More than meets the eye
My curious face must have been shining through when the team member turned to me and asked whether I had seen the other rooms. ‘other rooms?’ I replied, ‘I think I must have missed them!’ Having thought that the museum was on the small side, I had been taking my time to explore each room in detail. To my astonishment, the team member guided me back to the previous room and showed me the other area outside!
With not much longer before closing time, I had to get my skates on if I was going to see the rest of the hidden gem!
A brief walk in the bright sunshine and I arrived in the cells. Thick walls, heavy doors and wooden beds filled the long brightly lit room. Not that the cells got that light, they only had a small window the top.
I learned that sometimes there could be up to sixteen people in each of these cells at one time. Can you imagine? Each cell was furnished in a similar way but had a different story to tell. From the one set up as a cell to the one filled with stores about the people who would have been in the prisons through the ages. And the crimes that they committed to be there.
To the docks
With the time reducing by the minute, I had to make my way up the stairs to the courtroom and docks. Again, I was greeted by a helpful member of the team who shared the information about the courtroom being an addition to the museum having been moved from Droyslden after being rescued before redevelopment. A fascinating story that I am eager to learn more about on my next visit.
I was delighted when the team member offered to put me in the docks to get a picture from my Instagram friend. I found it incredibly hard not to smile though – obviously not a serious criminal! You can tell he’s done it before. Actually, he has and in a real court too.

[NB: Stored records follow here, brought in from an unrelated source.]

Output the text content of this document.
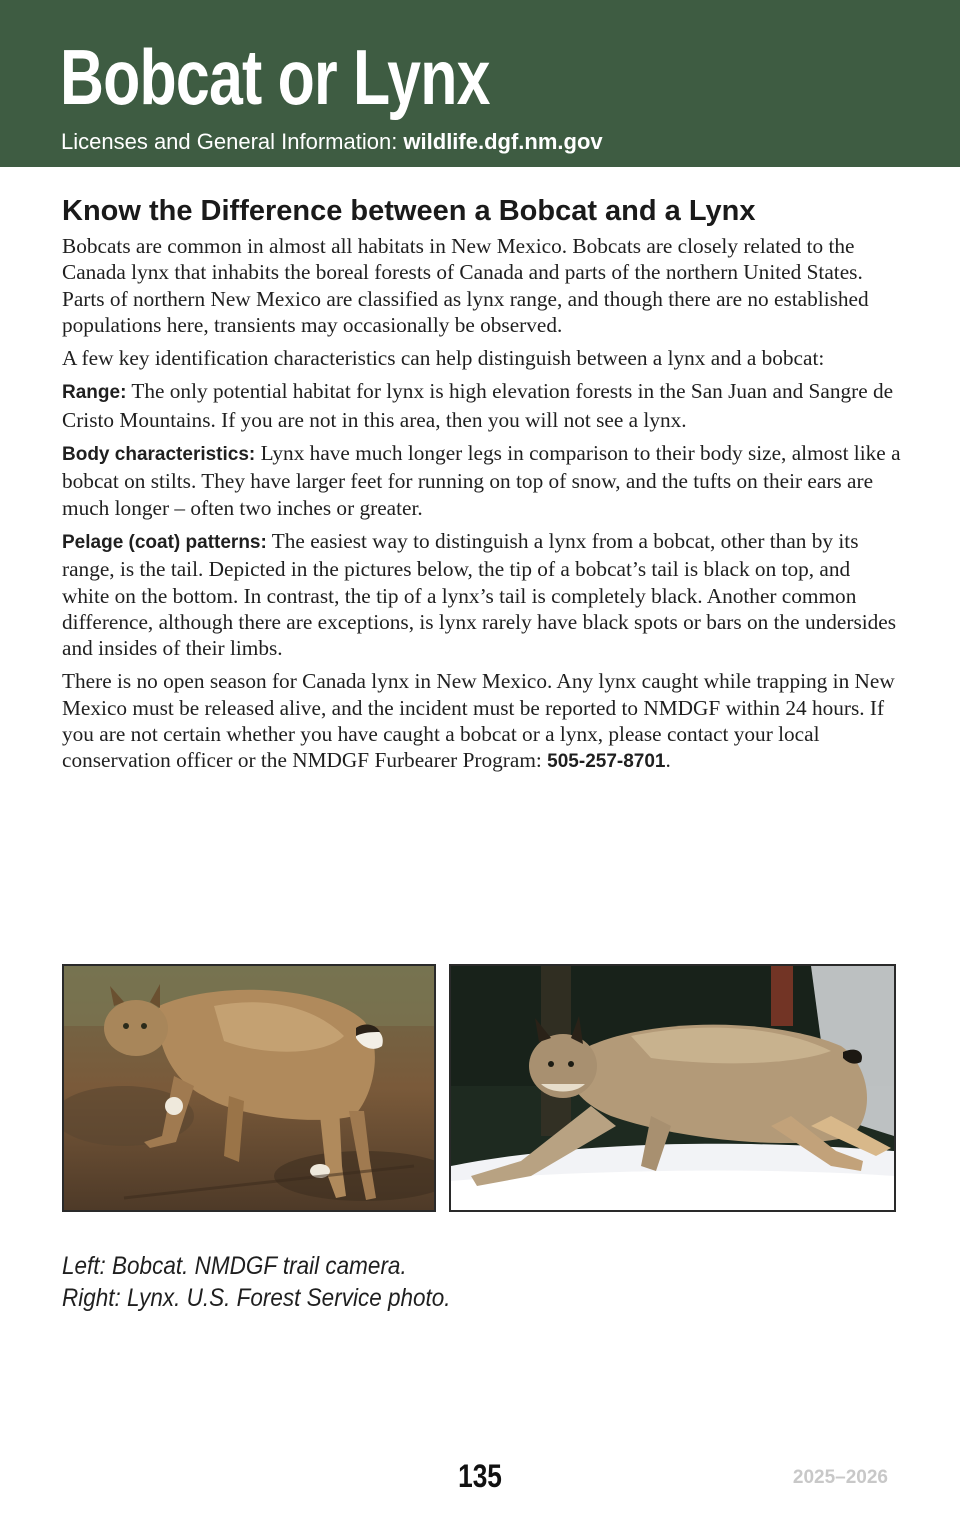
Bobcat or Lynx
Licenses and General Information: wildlife.dgf.nm.gov
Know the Difference between a Bobcat and a Lynx

Bobcats are common in almost all habitats in New Mexico. Bobcats are closely related to the Canada lynx that inhabits the boreal forests of Canada and parts of the northern United States. Parts of northern New Mexico are classified as lynx range, and though there are no established populations here, transients may occasionally be observed.

A few key identification characteristics can help distinguish between a lynx and a bobcat:

Range: The only potential habitat for lynx is high elevation forests in the San Juan and Sangre de Cristo Mountains. If you are not in this area, then you will not see a lynx.

Body characteristics: Lynx have much longer legs in comparison to their body size, almost like a bobcat on stilts. They have larger feet for running on top of snow, and the tufts on their ears are much longer – often two inches or greater.

Pelage (coat) patterns: The easiest way to distinguish a lynx from a bobcat, other than by its range, is the tail. Depicted in the pictures below, the tip of a bobcat’s tail is black on top, and white on the bottom. In contrast, the tip of a lynx’s tail is completely black. Another common difference, although there are exceptions, is lynx rarely have black spots or bars on the undersides and insides of their limbs.

There is no open season for Canada lynx in New Mexico. Any lynx caught while trapping in New Mexico must be released alive, and the incident must be reported to NMDGF within 24 hours. If you are not certain whether you have caught a bobcat or a lynx, please contact your local conservation officer or the NMDGF Furbearer Program: 505-257-8701.

Left: Bobcat. NMDGF trail camera.
Right: Lynx. U.S. Forest Service photo.
135	2025–2026
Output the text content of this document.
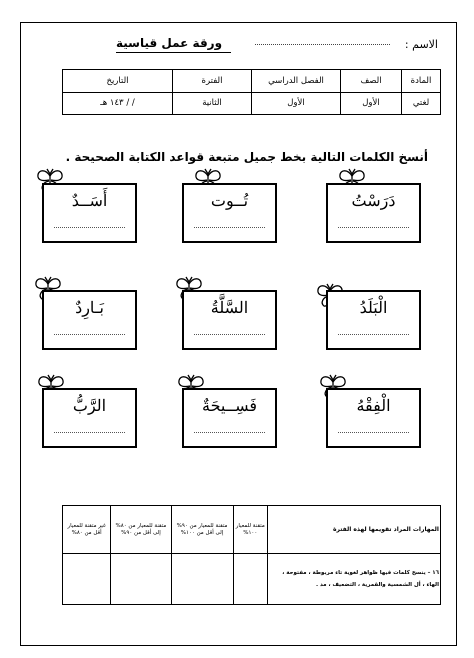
الاسم :
ورقة عمل قياسية
المادة	الصف	الفصل الدراسي	الفترة	التاريخ
لغتي	الأول	الأول	الثانية	/ / ١٤٣ هـ
أنسخ الكلمات التالية بخط جميل متبعة قواعد الكتابة الصحيحة .
أَسَــدٌ	تُــوت	دَرَسْتُ
بَـارِدٌ	السَّلَّةُ	الْبَلَدُ
الرَّبُّ	فَسِــيحَةٌ	الْفِقْهُ
المهارات المراد تقويمها لهذه الفترة	متقنة للمعيار ١٠٠%	متقنة للمعيار من ٩٠% إلى أقل من ١٠٠%	متقنة للمعيار من ٨٠% إلى أقل من ٩٠%	غير متقنة للمعيار أقل من ٨٠%

١٦ – ينسخ كلمات فيها ظواهر لغوية تاء مربوطة ، مفتوحة ،
الهاء ، أل الشمسية والقمرية ، التضعيف ، مد .				
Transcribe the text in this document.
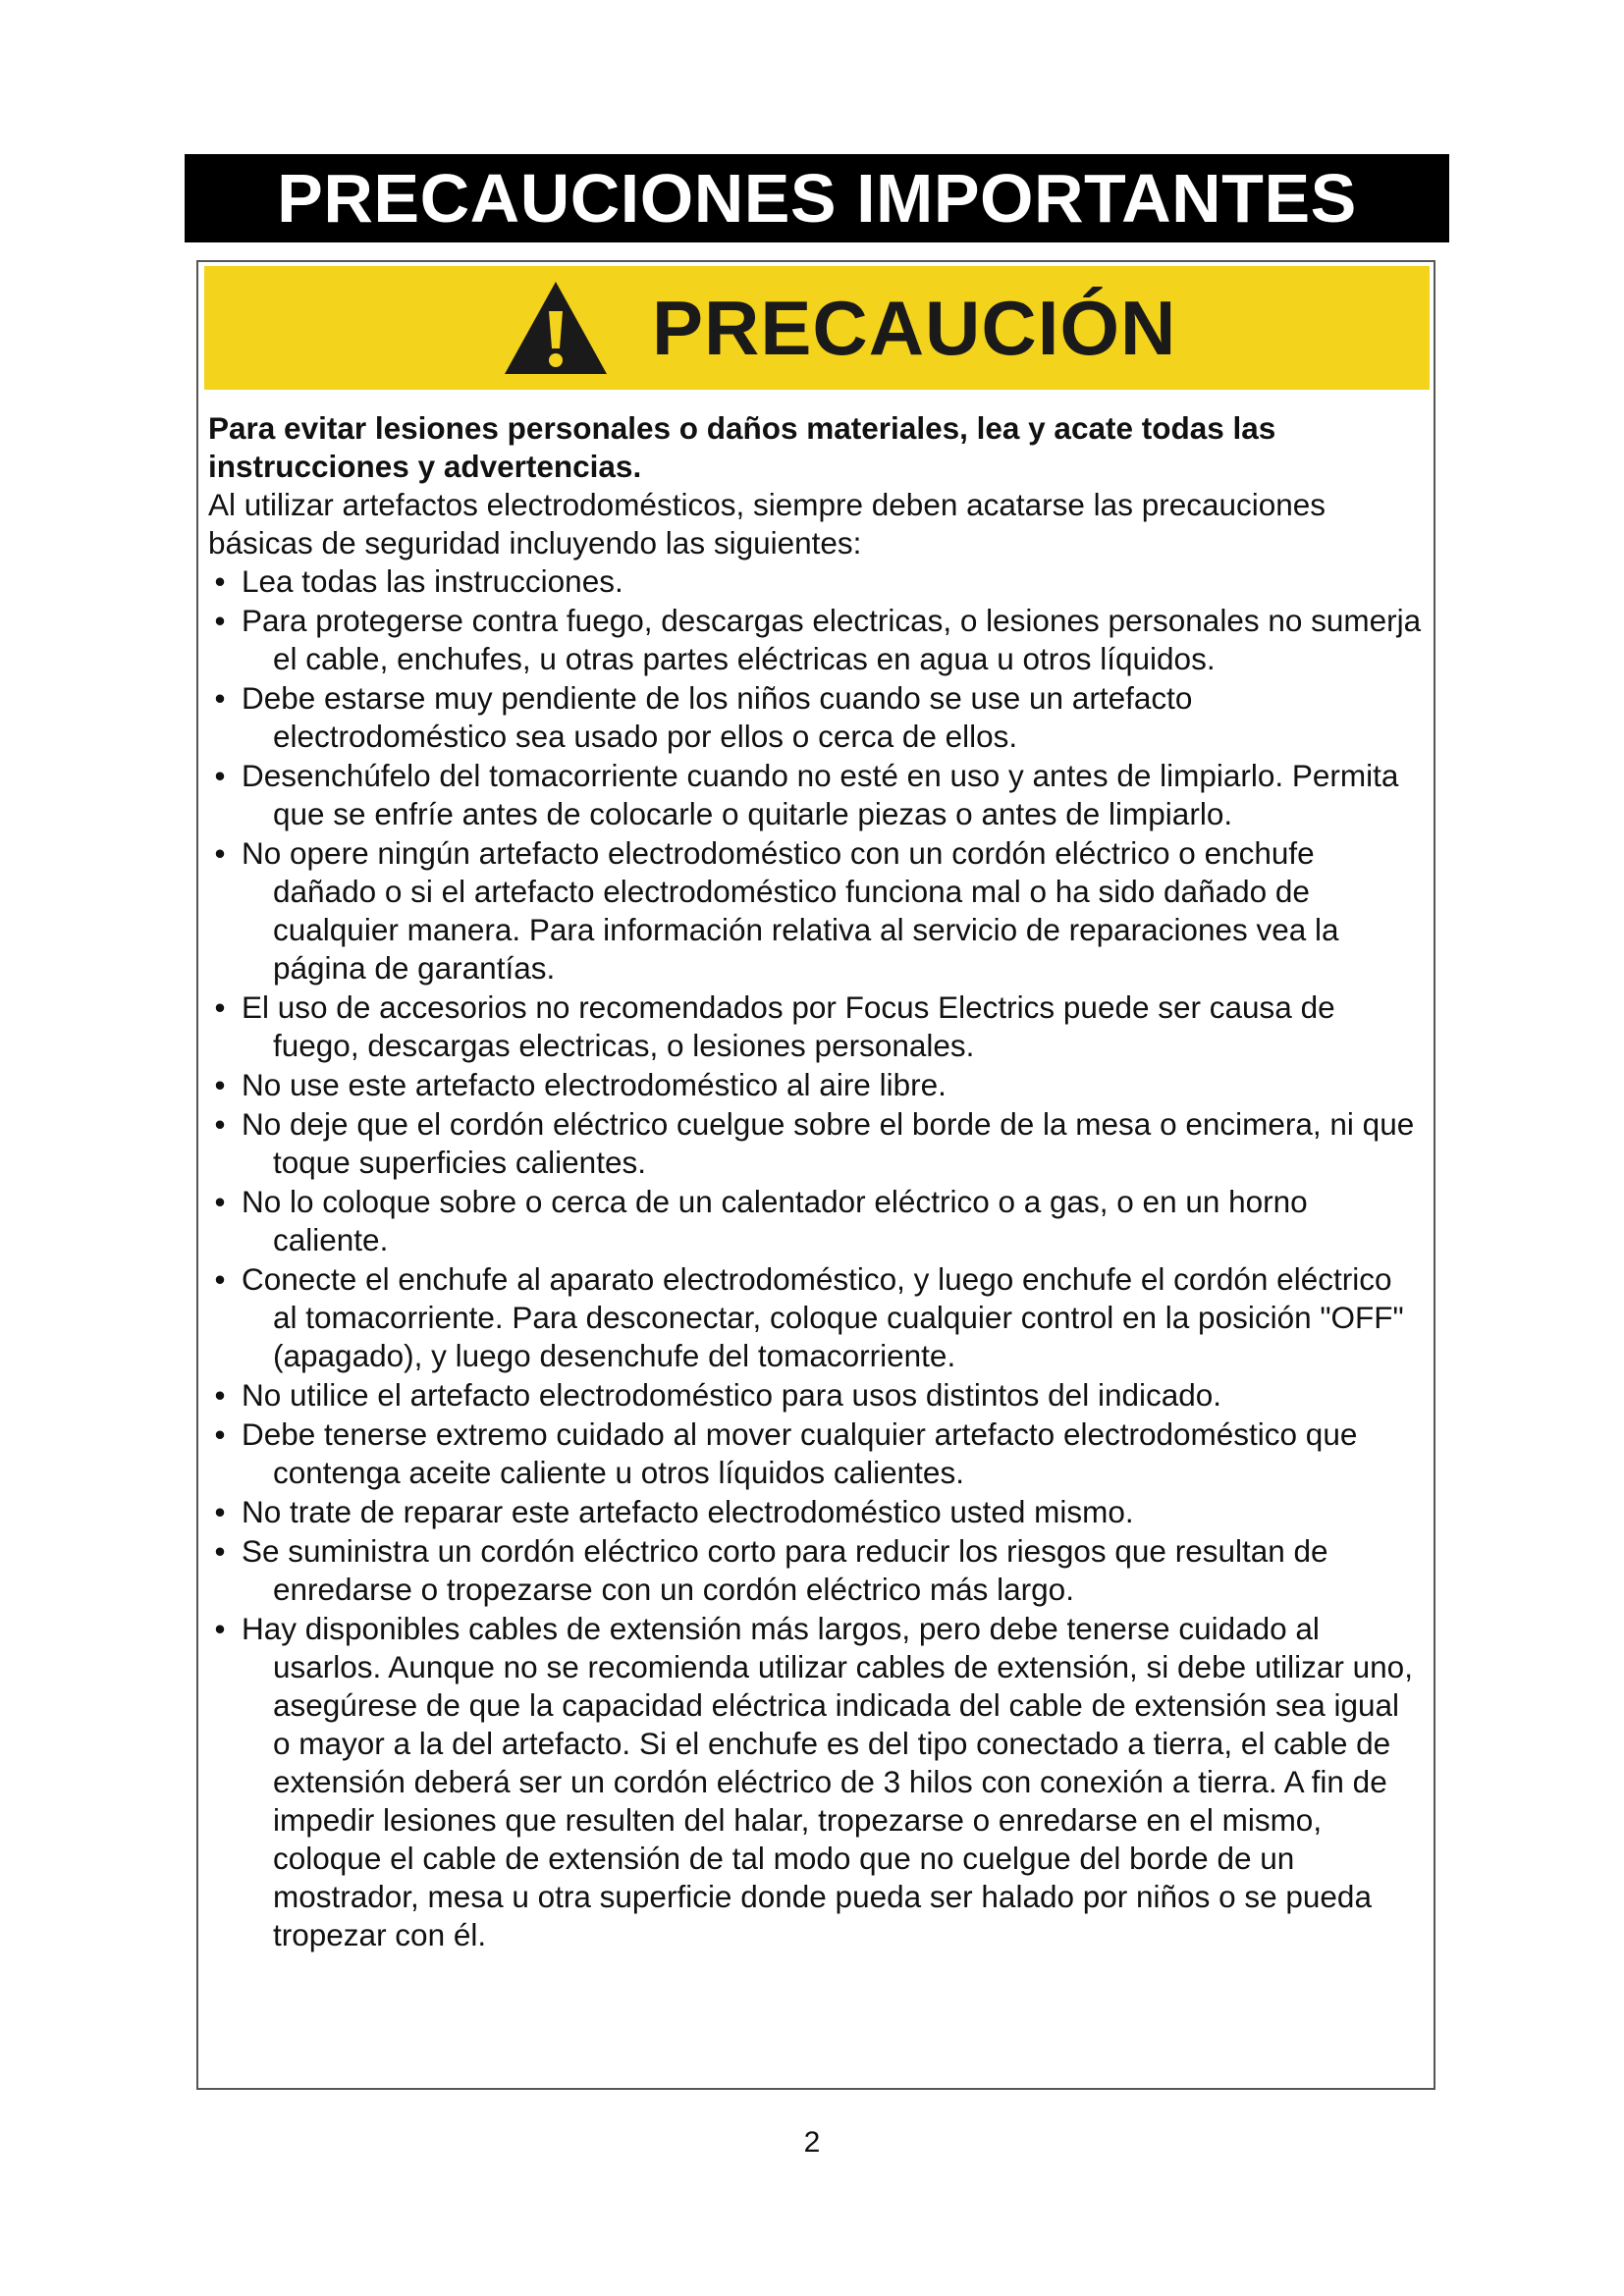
PRECAUCIONES IMPORTANTES
PRECAUCIÓN

Para evitar lesiones personales o daños materiales, lea y acate todas las instrucciones y advertencias.

Al utilizar artefactos electrodomésticos, siempre deben acatarse las precauciones básicas de seguridad incluyendo las siguientes:

• Lea todas las instrucciones.
• Para protegerse contra fuego, descargas electricas, o lesiones personales no sumerja el cable, enchufes, u otras partes eléctricas en agua u otros líquidos.
• Debe estarse muy pendiente de los niños cuando se use un artefacto electrodoméstico sea usado por ellos o cerca de ellos.
• Desenchúfelo del tomacorriente cuando no esté en uso y antes de limpiarlo. Permita que se enfríe antes de colocarle o quitarle piezas o antes de limpiarlo.
• No opere ningún artefacto electrodoméstico con un cordón eléctrico o enchufe dañado o si el artefacto electrodoméstico funciona mal o ha sido dañado de cualquier manera. Para información relativa al servicio de reparaciones vea la página de garantías.
• El uso de accesorios no recomendados por Focus Electrics puede ser causa de fuego, descargas electricas, o lesiones personales.
• No use este artefacto electrodoméstico al aire libre.
• No deje que el cordón eléctrico cuelgue sobre el borde de la mesa o encimera, ni que toque superficies calientes.
• No lo coloque sobre o cerca de un calentador eléctrico o a gas, o en un horno caliente.
• Conecte el enchufe al aparato electrodoméstico, y luego enchufe el cordón eléctrico al tomacorriente. Para desconectar, coloque cualquier control en la posición "OFF" (apagado), y luego desenchufe del tomacorriente.
• No utilice el artefacto electrodoméstico para usos distintos del indicado.
• Debe tenerse extremo cuidado al mover cualquier artefacto electrodoméstico que contenga aceite caliente u otros líquidos calientes.
• No trate de reparar este artefacto electrodoméstico usted mismo.
• Se suministra un cordón eléctrico corto para reducir los riesgos que resultan de enredarse o tropezarse con un cordón eléctrico más largo.
• Hay disponibles cables de extensión más largos, pero debe tenerse cuidado al usarlos. Aunque no se recomienda utilizar cables de extensión, si debe utilizar uno, asegúrese de que la capacidad eléctrica indicada del cable de extensión sea igual o mayor a la del artefacto. Si el enchufe es del tipo conectado a tierra, el cable de extensión deberá ser un cordón eléctrico de 3 hilos con conexión a tierra. A fin de impedir lesiones que resulten del halar, tropezarse o enredarse en el mismo, coloque el cable de extensión de tal modo que no cuelgue del borde de un mostrador, mesa u otra superficie donde pueda ser halado por niños o se pueda tropezar con él.
2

As a large family group came in I gave up my chance for a fingerprint to them. Although, I definitely hope to get one next time. I slipped back downstairs to grab some photos of the office and cells without people and got chatting again. Running theme, I think.
Time to go
Unfortunately, however much I wanted to stay and explore, the team were starting to close and it was time to leave. After arriving with the expectation of a small museum and a quick visit, I was pleased to see that there is so much to this little gem of a museum. A real tardis and one that is definitely worth a visit. I spent an hour and a bit there and could really have done with much more. Having spoken to the tram, I had left myself too little time and advised to come earlier next time. And I most certainly will. I can’t wait and hope that you’ll be paying them a visit too. Great for adults and kids as you can see.
I am thankful for moments of distraction and for friends that share interesting things with me. Plus, I’m very excited for my next visit to the Greater Manchester Police Museum! Whoop!!
Have you been to the Greater Manchester Police Museum? How about a prison? I’d love to know what your favourite bits were and any recommendations for other ones that I should plan in too.